Dao-AILab / flash-attention

Fast and memory-efficient exact attention
BSD 3-Clause "New" or "Revised" License
13.26k stars 1.2k forks source link

using custom attention mask #584

Open whatisslove11 opened 11 months ago

whatisslove11 commented 11 months ago

Hello! I am doing a translation task and would like to try using flash attention in my model In addition to the usual triangular mask, I also need to mask padding tokens so that the model does not pay attention to them - sequences of the same length already arrive in the model itself As I understand it, there is no function of feeding your mask yet Could you tell me how I can use my mask or make flash attention add padding tokens to the mask itself?

whatisslove11 commented 11 months ago

@tridao

tridao commented 11 months ago

You can look at how we do it in BERT: Remove all padding tokens before the first layer.

Idk if that works for translation.

flower-with-safe commented 11 months ago

what if I want to use reset-attention-mask when pretrain a llama model? for example, my attention mask could be: tensor([[1., 0., 0., 0., 0., 0., 0., 0., 0., 0.], [1., 1., 0., 0., 0., 0., 0., 0., 0., 0.], [1., 1., 1., 0., 0., 0., 0., 0., 0., 0.], [1., 1., 1., 1., 0., 0., 0., 0., 0., 0.], [0., 0., 0., 0., 1., 0., 0., 0., 0., 0.], [0., 0., 0., 0., 1., 1., 0., 0., 0., 0.], [0., 0., 0., 0., 1., 1., 1., 0., 0., 0.], [0., 0., 0., 0., 1., 1., 1., 1., 0., 0.], [0., 0., 0., 0., 1., 1., 1., 1., 1., 0.], [0., 0., 0., 0., 1., 1., 1., 1., 1., 1.]]) in such case how could I use flash attention? @tridao

sentialx commented 11 months ago

@tridao Is it possible to use a PrefixLM attention mask?

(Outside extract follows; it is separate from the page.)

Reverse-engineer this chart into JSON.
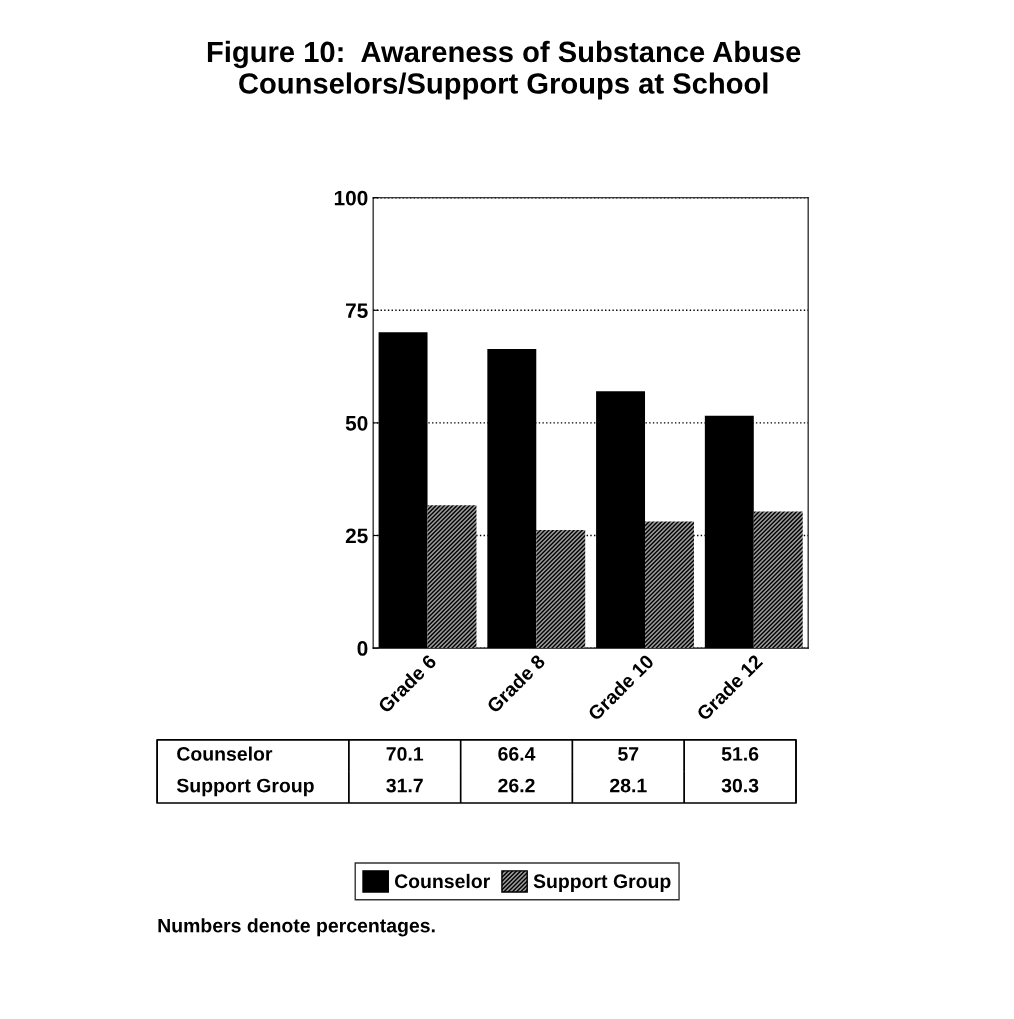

tridao commented 11 months ago

No that's not supported.

sentialx commented 10 months ago

It looks like custom attention mask is the most requested feature. In fact, it seems to be already solved by this PR: https://github.com/Dao-AILab/flash-attention/pull/57

iiLaurens commented 10 months ago

Am also much interested in custom masks. I think the value of Prefixlm mask is not appreciated enough. Would like to experiment continuation of pretraining with prefixlm a la UL2RUL2R.

@tridao, are you considering support for a custom attention masks? Or do you have specific objections to it?